Safety First: Making Healthcare Data Security A Priority

Safety First- Making Healthcare Data Security A Priority

By: Natalie Cheng

July 26th 2021

Security – it’s a basic human need. In order to move up through Maslow’s hierarchy of needs to achieve self-actualization, you need to feel secure. In terms of healthcare organizations and as a patient, you need security as well– specifically healthcare data security. For healthcare, we have the Health Insurance Portability and Accountability Act or HIPAA, a federal law that “required the creation of national standards to protect sensitive patient health information from being disclosed without the patient’s consent or knowledge.” In addition, the US Department of Health and Human Services (HHS) issued the HIPAA Privacy Rule, which implements HIPAA requirements. The HIPAA Privacy Rule’s goal is to make sure that individuals’ health information is protected while also allowing the flow of health information needed to provide and promote high quality health care and protect the health and wellbeing of the public. As data becomes more accessible to patients and organizations adopt interoperable healthcare solutions, everyone must keep data security top of mind.

Security in Interoperability

With the 21st Century Cures Act and the Interoperability and Patient Access final rule, an increasing number of patients will or have already received free rein to their healthcare information. These rules were designed to help patients get convenient access to their records and boost the healthcare data ecosystem. In addition, the HHS aims to move organizations toward value-based care, which will improve the quality of care and bring transparency into costs and outcomes.

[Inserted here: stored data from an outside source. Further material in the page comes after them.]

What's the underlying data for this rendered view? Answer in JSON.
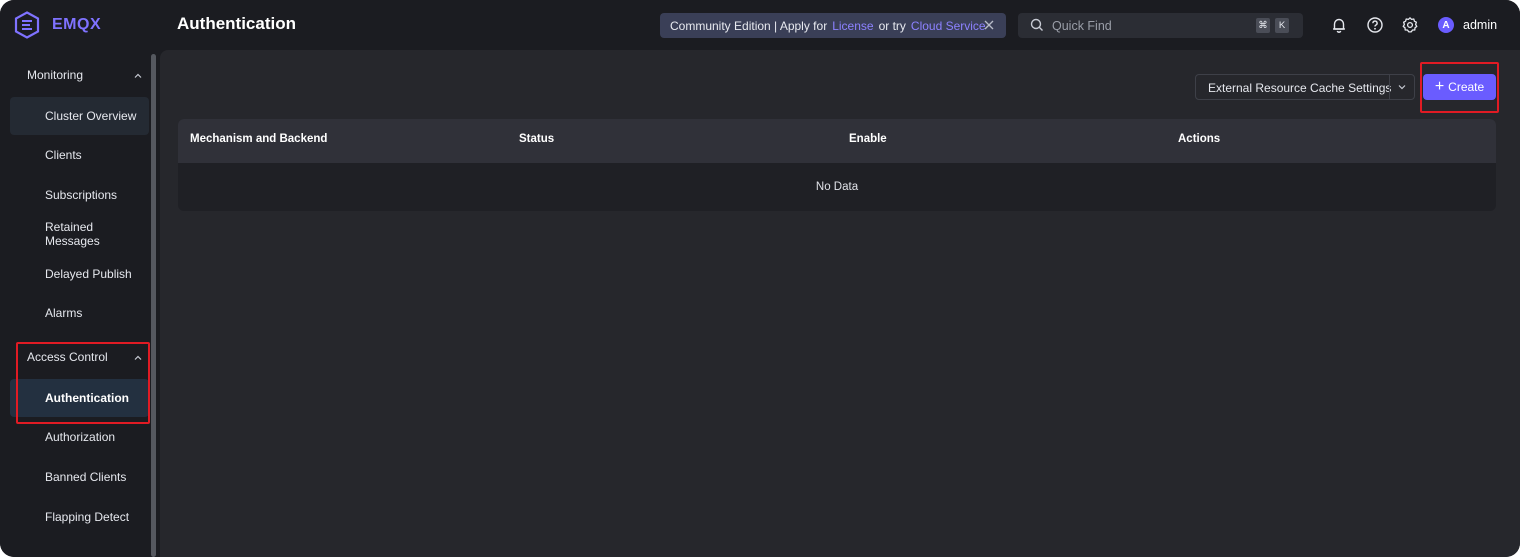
{
  "app": {
    "logo_text": "EMQX"
  },
  "header": {
    "page_title": "Authentication",
    "notice": {
      "prefix": "Community Edition | Apply for",
      "link_license": "License",
      "middle": "or try",
      "link_cloud": "Cloud Service"
    },
    "search": {
      "placeholder": "Quick Find",
      "shortcut_key1": "⌘",
      "shortcut_key2": "K"
    },
    "user": {
      "avatar_initial": "A",
      "name": "admin"
    }
  },
  "sidebar": {
    "groups": [
      {
        "label": "Monitoring",
        "expanded": true,
        "items": [
          {
            "label": "Cluster Overview",
            "active": true
          },
          {
            "label": "Clients",
            "active": false
          },
          {
            "label": "Subscriptions",
            "active": false
          },
          {
            "label": "Retained Messages",
            "active": false
          },
          {
            "label": "Delayed Publish",
            "active": false
          },
          {
            "label": "Alarms",
            "active": false
          }
        ]
      },
      {
        "label": "Access Control",
        "expanded": true,
        "items": [
          {
            "label": "Authentication",
            "active": true
          },
          {
            "label": "Authorization",
            "active": false
          },
          {
            "label": "Banned Clients",
            "active": false
          },
          {
            "label": "Flapping Detect",
            "active": false
          }
        ]
      }
    ]
  },
  "toolbar": {
    "cache_settings_label": "External Resource Cache Settings",
    "create_label": "Create"
  },
  "table": {
    "columns": [
      "Mechanism and Backend",
      "Status",
      "Enable",
      "Actions"
    ],
    "empty_text": "No Data"
  },
  "colors": {
    "accent": "#6a5cff",
    "link": "#8c82ff",
    "highlight": "#e01b24",
    "background": "#1b1c21",
    "panel": "#26272c"
  }
}
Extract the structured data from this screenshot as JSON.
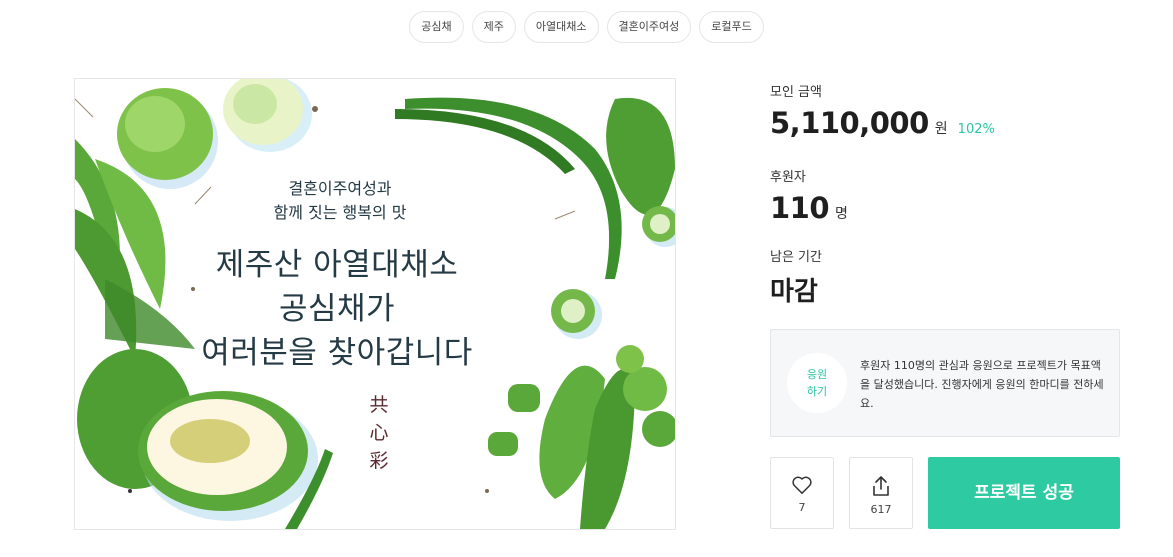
{
  "tags": [
    "공심채",
    "제주",
    "아열대채소",
    "결혼이주여성",
    "로컬푸드"
  ],
  "visual": {
    "sub_line1": "결혼이주여성과",
    "sub_line2": "함께 짓는 행복의 맛",
    "title_line1": "제주산 아열대채소",
    "title_line2": "공심채가",
    "title_line3": "여러분을 찾아갑니다",
    "brand_chars": [
      "共",
      "心",
      "彩"
    ]
  },
  "funding": {
    "amount_label": "모인 금액",
    "amount": "5,110,000",
    "amount_unit": "원",
    "percent": "102%",
    "backers_label": "후원자",
    "backers": "110",
    "backers_unit": "명",
    "remaining_label": "남은 기간",
    "remaining": "마감"
  },
  "cheer": {
    "button_line1": "응원",
    "button_line2": "하기",
    "message": "후원자 110명의 관심과 응원으로 프로젝트가 목표액을 달성했습니다. 진행자에게 응원의 한마디를 전하세요."
  },
  "actions": {
    "like_count": "7",
    "share_count": "617",
    "success_label": "프로젝트 성공"
  },
  "colors": {
    "accent": "#2ecaa1",
    "text_dark": "#1f1f1f",
    "headline": "#243a45"
  },
  "icons": [
    "heart-icon",
    "share-icon"
  ]
}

To support data exchange with secure APIs, the Centers for Medicare and Medicaid Services (CMS) along with the ONC use Health Level 7 (HL7) standards. This promotes interoperability among various systems across healthcare organizations. In order to bring about true interoperability, healthcare organizations will need to ensure that each connection is secure. According to an IBM report, on average, a healthcare data breach costs more than $7 million. This amount includes direct costs such as lost revenue and customer turnover. Furthermore, a data breach will also negatively impact a company’s reputation and lead to higher costs to acquire customers. Fortunately, hospital and healthcare systems can secure patient data and avoid these potential financial losses with the right systems and infrastructure in place.

As Medical Economics states, “Interoperability is only as secure as the weakest link in the information exchange chain. The potential for a HIPAA violation, a data breach, a ransomware attack or other cyberattack remains high, which is why healthcare providers, software vendors and others should explore certification and accreditation programs to bring the rigor of a third-party examination to these new connections.” The ONC has already created specific API Conditions of Certification to ensure that developers of certified health IT are following the rules.

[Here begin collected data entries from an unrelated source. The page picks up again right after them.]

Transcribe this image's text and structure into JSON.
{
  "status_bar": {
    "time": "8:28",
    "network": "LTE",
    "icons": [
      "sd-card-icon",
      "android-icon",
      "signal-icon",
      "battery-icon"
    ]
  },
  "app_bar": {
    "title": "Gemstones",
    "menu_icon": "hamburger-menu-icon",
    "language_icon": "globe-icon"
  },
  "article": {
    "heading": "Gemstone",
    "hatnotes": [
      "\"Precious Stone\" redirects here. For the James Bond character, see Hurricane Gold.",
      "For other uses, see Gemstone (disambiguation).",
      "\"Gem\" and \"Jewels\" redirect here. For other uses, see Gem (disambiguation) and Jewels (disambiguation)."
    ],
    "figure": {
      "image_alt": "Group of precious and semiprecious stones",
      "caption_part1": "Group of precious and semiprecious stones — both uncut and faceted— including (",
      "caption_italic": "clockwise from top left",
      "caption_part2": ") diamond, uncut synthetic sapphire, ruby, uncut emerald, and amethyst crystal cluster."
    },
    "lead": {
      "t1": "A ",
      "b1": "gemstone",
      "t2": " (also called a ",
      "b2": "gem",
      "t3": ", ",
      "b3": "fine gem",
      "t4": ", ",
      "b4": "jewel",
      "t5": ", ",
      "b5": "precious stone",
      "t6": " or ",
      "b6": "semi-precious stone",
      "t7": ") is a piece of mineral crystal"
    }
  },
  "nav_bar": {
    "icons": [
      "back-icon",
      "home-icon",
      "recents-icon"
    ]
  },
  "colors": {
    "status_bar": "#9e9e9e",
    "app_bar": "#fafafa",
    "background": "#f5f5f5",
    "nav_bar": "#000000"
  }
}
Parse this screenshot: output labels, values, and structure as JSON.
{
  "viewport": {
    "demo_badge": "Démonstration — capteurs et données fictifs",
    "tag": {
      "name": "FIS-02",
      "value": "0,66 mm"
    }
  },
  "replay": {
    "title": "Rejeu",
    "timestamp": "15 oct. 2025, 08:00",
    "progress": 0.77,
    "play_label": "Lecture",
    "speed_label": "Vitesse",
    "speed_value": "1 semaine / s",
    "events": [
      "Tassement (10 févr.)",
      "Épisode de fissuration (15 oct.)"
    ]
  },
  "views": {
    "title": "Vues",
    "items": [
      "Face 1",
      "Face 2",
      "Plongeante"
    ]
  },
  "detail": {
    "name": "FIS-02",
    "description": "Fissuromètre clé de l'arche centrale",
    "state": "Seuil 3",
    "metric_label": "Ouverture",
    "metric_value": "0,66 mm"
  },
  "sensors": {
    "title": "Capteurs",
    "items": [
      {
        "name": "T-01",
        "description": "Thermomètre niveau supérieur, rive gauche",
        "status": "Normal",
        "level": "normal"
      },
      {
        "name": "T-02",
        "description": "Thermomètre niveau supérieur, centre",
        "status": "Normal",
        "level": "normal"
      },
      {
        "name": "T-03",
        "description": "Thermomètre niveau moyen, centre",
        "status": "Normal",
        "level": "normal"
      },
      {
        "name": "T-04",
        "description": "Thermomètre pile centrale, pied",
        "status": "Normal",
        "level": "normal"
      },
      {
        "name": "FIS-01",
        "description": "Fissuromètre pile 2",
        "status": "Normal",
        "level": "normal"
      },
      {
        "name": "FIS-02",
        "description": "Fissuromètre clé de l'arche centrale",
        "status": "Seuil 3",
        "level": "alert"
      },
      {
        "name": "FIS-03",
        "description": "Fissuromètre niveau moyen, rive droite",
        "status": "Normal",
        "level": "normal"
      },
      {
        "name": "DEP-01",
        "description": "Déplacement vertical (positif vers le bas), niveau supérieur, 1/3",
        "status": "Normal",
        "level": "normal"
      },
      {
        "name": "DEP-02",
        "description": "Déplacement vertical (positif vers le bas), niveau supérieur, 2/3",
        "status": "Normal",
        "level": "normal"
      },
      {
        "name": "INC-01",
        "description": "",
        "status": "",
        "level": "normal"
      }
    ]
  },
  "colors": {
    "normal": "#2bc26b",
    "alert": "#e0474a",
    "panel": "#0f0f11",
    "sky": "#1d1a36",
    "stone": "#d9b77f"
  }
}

Various organizations are also working on developing industry use cases and promoting interoperability. These include the Da Vinci Project (developing industry use cases for payers and health plans), the Argonaut Project (working on expanding information sharing for EHR and health IT), and others are working with qualified health information networks (QHINs) and the Trust Exchange Framework with Common Agreement (TEFCA).

As a healthcare organization, are you ensuring that the data flowing through your IT infrastructure is private and secure? Make sure that the interoperable solutions you are using follow the rules and guidelines discussed above.